The Duma even passed a new law to codify this control. Journalists reporting information on the Russian military and its operation in Ukraine outside of the state approved details can face up to 15 years in prison. Meanwhile, the Russian state media regulator, Roskomnadzor, blocked access to news websites that are not pro-Russian enough. Many foreign outlets have been blocked including Radio Free Europe/Radio Liberty, BBC News Russian, Deutsche Welle, and Voice of America. Even Facebook, Twitter, Instagram, and other foreign owned social media sites are banned.

This crackdown was, of course, also applied to regions under the Russian sphere of influence such as Belarus, Moldova, Hungary, Serbia, and Georgia. The Kremlin propaganda machine has been working around the clock to keep disinformation circulating through the media. Georgia unfortunately is no stranger to these sorts of actions and the notion of free press has been under threat since 2021. There are still Georgian news outlets which try to present an objective reality.  One such outlet is the privately owned FormulaTV. Owner, David Kezerashvili noted in an interview with The Independent that the channel will not be silenced.

There are still independent media outlets and journalists who work to report on the Russian invasion and the atrocities committed against the Ukrainian people.
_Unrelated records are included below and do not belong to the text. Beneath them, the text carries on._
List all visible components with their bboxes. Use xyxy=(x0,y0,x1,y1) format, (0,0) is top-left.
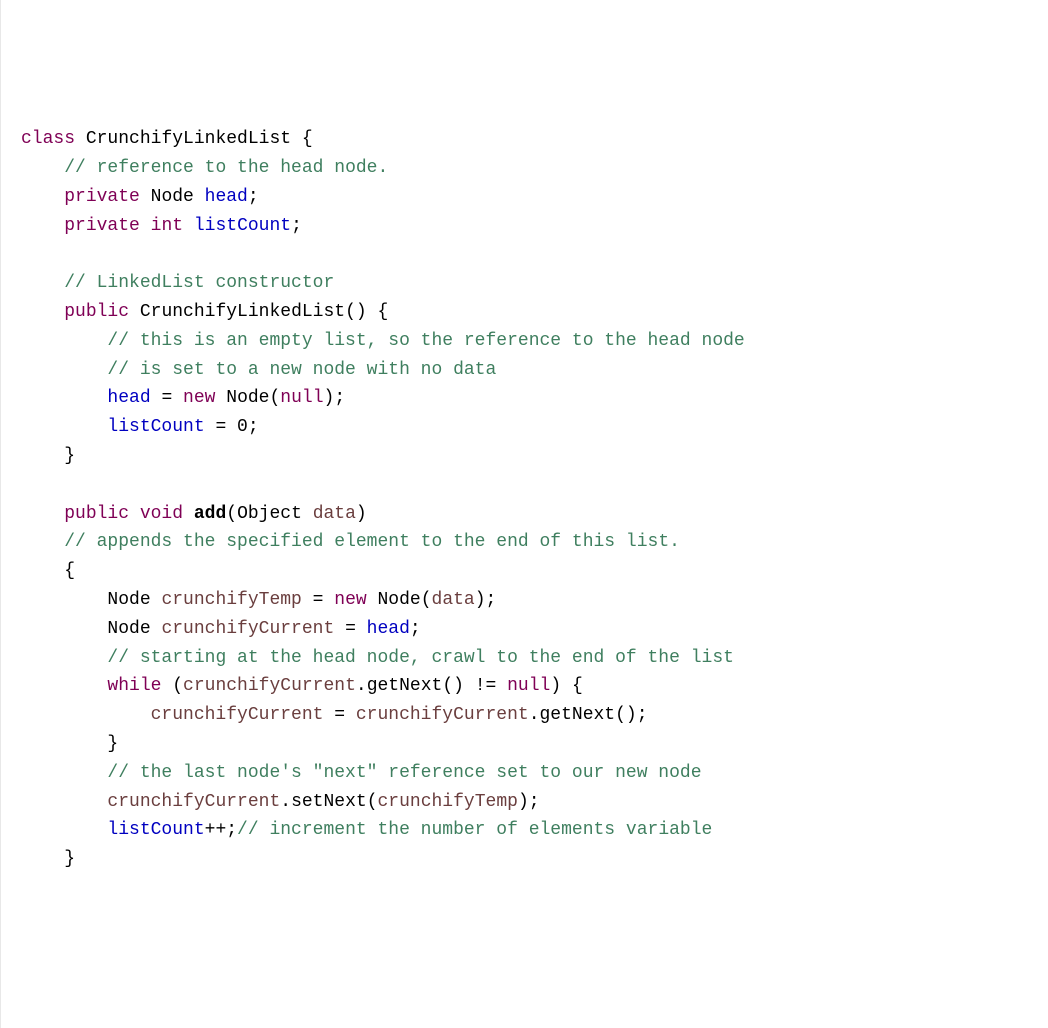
line-14: public void add(Object data) xyxy=(21,504,367,524)
method-getnext: getNext xyxy=(367,676,443,696)
line-25: listCount++;// increment the number of e… xyxy=(21,820,712,840)
field-head: head xyxy=(367,619,410,639)
keyword-new: new xyxy=(183,388,215,408)
param-data: data xyxy=(313,504,356,524)
field-listcount: listCount xyxy=(107,820,204,840)
line-21: crunchifyCurrent = crunchifyCurrent.getN… xyxy=(21,705,648,725)
method-setnext: setNext xyxy=(291,792,367,812)
constructor-name: CrunchifyLinkedList xyxy=(140,302,345,322)
comment: // is set to a new node with no data xyxy=(107,360,496,380)
type-node: Node xyxy=(107,590,161,610)
keyword-while: while xyxy=(107,676,161,696)
line-23: // the last node's "next" reference set … xyxy=(21,763,702,783)
line-17: Node crunchifyTemp = new Node(data); xyxy=(21,590,496,610)
comment: // reference to the head node. xyxy=(64,158,388,178)
method-getnext: getNext xyxy=(540,705,616,725)
line-3: private Node head; xyxy=(21,187,259,207)
line-18: Node crunchifyCurrent = head; xyxy=(21,619,421,639)
keyword-private: private xyxy=(64,187,140,207)
type-node: Node xyxy=(378,590,421,610)
keyword-null: null xyxy=(507,676,550,696)
line-7: public CrunchifyLinkedList() { xyxy=(21,302,388,322)
method-add: add xyxy=(194,504,226,524)
line-26: } xyxy=(21,849,75,869)
comment: // the last node's "next" reference set … xyxy=(107,763,701,783)
type-node: Node xyxy=(140,187,205,207)
line-6: // LinkedList constructor xyxy=(21,273,334,293)
keyword-null: null xyxy=(280,388,323,408)
field-head: head xyxy=(107,388,150,408)
line-12: } xyxy=(21,446,75,466)
local-crunchifycurrent: crunchifyCurrent xyxy=(107,792,280,812)
line-9: // is set to a new node with no data xyxy=(21,360,496,380)
local-crunchifycurrent: crunchifyCurrent xyxy=(356,705,529,725)
comment: // this is an empty list, so the referen… xyxy=(107,331,744,351)
line-1: class CrunchifyLinkedList { xyxy=(21,129,313,149)
class-name: CrunchifyLinkedList xyxy=(86,129,291,149)
keyword-void: void xyxy=(129,504,194,524)
line-24: crunchifyCurrent.setNext(crunchifyTemp); xyxy=(21,792,540,812)
line-11: listCount = 0; xyxy=(21,417,259,437)
line-10: head = new Node(null); xyxy=(21,388,345,408)
field-listcount: listCount xyxy=(194,216,291,236)
brace: { xyxy=(291,129,313,149)
keyword-private: private xyxy=(64,216,140,236)
line-2: // reference to the head node. xyxy=(21,158,388,178)
type-object: Object xyxy=(237,504,313,524)
local-crunchifycurrent: crunchifyCurrent xyxy=(151,705,324,725)
keyword-class: class xyxy=(21,129,75,149)
comment: // LinkedList constructor xyxy=(64,273,334,293)
keyword-int: int xyxy=(140,216,194,236)
line-15: // appends the specified element to the … xyxy=(21,532,680,552)
type-node: Node xyxy=(107,619,161,639)
param-data: data xyxy=(432,590,475,610)
local-crunchifytemp: crunchifyTemp xyxy=(378,792,518,812)
local-crunchifycurrent: crunchifyCurrent xyxy=(183,676,356,696)
field-listcount: listCount xyxy=(107,417,204,437)
comment: // increment the number of elements vari… xyxy=(237,820,712,840)
comment: // appends the specified element to the … xyxy=(64,532,680,552)
keyword-public: public xyxy=(64,302,129,322)
field-head: head xyxy=(205,187,248,207)
line-20: while (crunchifyCurrent.getNext() != nul… xyxy=(21,676,583,696)
literal-zero: 0 xyxy=(237,417,248,437)
code-block: class CrunchifyLinkedList { // reference… xyxy=(21,125,1028,874)
line-19: // starting at the head node, crawl to t… xyxy=(21,648,734,668)
keyword-new: new xyxy=(334,590,366,610)
local-crunchifycurrent: crunchifyCurrent xyxy=(161,619,334,639)
line-4: private int listCount; xyxy=(21,216,302,236)
line-22: } xyxy=(21,734,118,754)
local-crunchifytemp: crunchifyTemp xyxy=(161,590,301,610)
comment: // starting at the head node, crawl to t… xyxy=(107,648,734,668)
line-8: // this is an empty list, so the referen… xyxy=(21,331,745,351)
type-node: Node xyxy=(226,388,269,408)
line-16: { xyxy=(21,561,75,581)
keyword-public: public xyxy=(64,504,129,524)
They continue on in spite of this hostile environment toward journalists in the Russian sphere of influence. The launch of Novaya Gazeta Europa, a new publication that will operate from Riga, Latvia,seeks to avoid Putin’s censorship. They publish in several languages, but most importantly in Russian. The ‘new’ outlet was started by a number of journalists exiled from Russia. Most coming directly from the independent Russian daily Novaya Gazeta, which was forced to suspend its operations in March after receiving two Kremlin warnings.

The Truth Must Prevail

The Russian invasion of Ukraine is not a war fought one only one battlefield. The information war is one of the most important fights. Journalism and the freedom of the press to report on events truthfully and accurately is at stake. The battle against Russia’s disinformation war consists of propaganda and deceit. This propaganda is not solely directed against Ukraine but at liberal democratic nations and institutions around the globe. 

Thorough and accurate depictions of this conflict by news and media outlets are both essential and difficult to find. As a result, the general public needs to be informed about how Russia intends to affect the outcomes of this conflict. They will try to use as weapons, actions that go against the shared European ideals of democracy and equality, like applying different standards to refugees and racial discrimination against minority groups. To shift the responsibility from Russia to Ukraine, NATO, and Europe, they will try to amplify the emergence of nationalist forces.